La Cour a déclaré qu’en l’espèce la jurisprudence était claire et que le fait pour un enfant de fréquenter une école donnée ne constituait pas un droit reconnu par la loi, un avantage ou une autorisation. En conséquence, aucun élève n’a de « droits acquis » dans une école. Du point de vue de la Cour, il était tout à fait faux de prétendre que l’élève avait subi un préjudice ou que l’on s’en était pris à son intégrité psychologique, et aucune précision n’avait été donnée à l’appui de cette allégation. Dans pareilles circonstances, les preuves selon lesquelles il y aurait eu atteinte aux droits de l’élève à la liberté et à la sécurité ne sont pas suffisantes pour faire intervenir l’article 7 de la Charte.

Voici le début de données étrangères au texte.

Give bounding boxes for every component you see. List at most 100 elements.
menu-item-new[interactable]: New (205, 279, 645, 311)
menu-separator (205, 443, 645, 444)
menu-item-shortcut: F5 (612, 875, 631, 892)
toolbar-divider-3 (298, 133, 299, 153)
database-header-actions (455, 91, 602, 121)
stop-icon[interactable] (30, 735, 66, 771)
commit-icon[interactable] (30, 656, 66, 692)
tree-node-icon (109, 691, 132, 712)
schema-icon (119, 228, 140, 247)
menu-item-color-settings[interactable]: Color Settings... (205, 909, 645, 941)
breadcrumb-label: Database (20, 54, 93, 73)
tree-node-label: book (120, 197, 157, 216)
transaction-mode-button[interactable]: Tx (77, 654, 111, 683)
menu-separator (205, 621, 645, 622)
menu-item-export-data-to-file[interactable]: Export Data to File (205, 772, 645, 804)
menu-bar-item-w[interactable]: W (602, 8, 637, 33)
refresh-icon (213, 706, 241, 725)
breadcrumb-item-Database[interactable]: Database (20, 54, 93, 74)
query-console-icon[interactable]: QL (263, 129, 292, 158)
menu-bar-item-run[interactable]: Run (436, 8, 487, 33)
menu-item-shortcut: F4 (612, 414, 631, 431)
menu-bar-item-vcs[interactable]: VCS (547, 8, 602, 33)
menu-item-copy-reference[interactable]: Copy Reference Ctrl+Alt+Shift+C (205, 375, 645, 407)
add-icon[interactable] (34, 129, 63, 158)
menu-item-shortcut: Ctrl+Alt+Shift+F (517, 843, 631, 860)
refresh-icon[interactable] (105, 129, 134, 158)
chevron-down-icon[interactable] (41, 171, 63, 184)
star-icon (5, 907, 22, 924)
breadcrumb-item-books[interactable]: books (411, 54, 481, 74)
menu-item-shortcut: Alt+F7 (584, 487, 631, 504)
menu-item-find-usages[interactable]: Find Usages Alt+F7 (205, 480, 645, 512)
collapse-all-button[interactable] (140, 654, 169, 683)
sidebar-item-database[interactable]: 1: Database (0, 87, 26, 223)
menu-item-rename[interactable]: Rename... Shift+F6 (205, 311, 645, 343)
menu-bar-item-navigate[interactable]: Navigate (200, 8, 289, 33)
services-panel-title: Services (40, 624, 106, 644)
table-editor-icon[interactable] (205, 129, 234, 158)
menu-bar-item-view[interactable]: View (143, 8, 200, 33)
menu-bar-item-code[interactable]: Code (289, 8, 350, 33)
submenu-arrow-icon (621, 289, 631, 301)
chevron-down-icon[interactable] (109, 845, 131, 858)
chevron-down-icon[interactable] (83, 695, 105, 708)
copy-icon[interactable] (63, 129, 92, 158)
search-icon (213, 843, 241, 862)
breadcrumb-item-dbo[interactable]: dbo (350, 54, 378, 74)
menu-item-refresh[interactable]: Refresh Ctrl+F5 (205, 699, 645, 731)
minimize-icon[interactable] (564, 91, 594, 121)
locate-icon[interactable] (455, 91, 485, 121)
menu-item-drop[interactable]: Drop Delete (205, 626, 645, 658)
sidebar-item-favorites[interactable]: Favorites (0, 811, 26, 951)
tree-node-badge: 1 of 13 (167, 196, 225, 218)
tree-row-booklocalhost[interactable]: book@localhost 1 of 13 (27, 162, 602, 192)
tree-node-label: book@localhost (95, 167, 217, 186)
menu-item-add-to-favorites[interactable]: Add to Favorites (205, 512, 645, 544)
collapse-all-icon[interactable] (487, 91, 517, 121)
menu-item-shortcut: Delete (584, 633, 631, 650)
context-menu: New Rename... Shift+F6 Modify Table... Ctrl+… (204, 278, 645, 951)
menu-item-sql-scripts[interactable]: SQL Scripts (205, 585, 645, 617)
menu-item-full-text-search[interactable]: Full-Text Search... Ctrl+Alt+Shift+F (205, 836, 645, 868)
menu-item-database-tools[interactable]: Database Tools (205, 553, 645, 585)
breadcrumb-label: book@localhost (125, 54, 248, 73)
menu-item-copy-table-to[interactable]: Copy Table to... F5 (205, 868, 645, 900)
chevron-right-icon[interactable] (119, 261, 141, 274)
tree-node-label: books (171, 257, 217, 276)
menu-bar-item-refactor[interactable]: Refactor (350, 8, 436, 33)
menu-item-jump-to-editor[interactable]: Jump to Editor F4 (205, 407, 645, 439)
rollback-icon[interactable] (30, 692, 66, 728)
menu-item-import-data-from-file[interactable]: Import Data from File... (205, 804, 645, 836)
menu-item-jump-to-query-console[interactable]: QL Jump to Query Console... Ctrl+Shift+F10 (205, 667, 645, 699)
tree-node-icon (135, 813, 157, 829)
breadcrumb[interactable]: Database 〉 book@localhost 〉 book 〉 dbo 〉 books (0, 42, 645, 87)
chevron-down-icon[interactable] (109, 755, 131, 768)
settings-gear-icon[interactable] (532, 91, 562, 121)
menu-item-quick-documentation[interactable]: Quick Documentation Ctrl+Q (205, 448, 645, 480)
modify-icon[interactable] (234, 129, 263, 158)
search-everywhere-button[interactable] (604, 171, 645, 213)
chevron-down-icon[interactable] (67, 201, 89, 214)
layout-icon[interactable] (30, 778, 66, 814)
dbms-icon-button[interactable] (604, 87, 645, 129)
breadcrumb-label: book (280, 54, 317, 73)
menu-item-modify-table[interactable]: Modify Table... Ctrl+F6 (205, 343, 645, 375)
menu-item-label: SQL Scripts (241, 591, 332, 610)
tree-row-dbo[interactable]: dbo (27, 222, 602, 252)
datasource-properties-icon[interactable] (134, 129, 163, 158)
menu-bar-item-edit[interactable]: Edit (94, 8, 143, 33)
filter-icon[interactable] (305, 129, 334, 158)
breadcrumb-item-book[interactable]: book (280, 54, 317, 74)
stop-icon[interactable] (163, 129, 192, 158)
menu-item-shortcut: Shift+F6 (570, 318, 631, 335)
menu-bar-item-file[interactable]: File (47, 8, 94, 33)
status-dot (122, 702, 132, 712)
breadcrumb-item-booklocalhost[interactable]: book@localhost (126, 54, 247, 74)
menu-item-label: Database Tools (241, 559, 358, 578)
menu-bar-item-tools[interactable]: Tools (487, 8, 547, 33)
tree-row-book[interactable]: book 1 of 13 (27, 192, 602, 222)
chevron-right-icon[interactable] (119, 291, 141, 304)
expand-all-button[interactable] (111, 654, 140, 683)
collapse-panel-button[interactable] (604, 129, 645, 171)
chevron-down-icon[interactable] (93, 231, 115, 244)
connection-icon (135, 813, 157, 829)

La demande de révision judiciaire a donc été rejetée.
Notre point de vue
Cette décision confirme le respect que témoignent les tribunaux à l’égard des administrations scolaires lorsqu’il s’agit de sécurité et de sûreté dans les écoles. L’opinion de la Cour suprême du Canada dans l’affaire R. v. M. (M.R.) est que les autorités scolaires ont la lourde responsabilité de veiller à la sécurité des élèves et qu’elles sont les mieux placées pour évaluer s’il y a des motifs raisonnables d’imposer des mesures disciplinaires. Pour toutes ces raisons, la Cour n’a pas voulu imposer des normes d’équité procédurale trop rigoureuses dans le cas de cette enquête menée par le directeur d’école.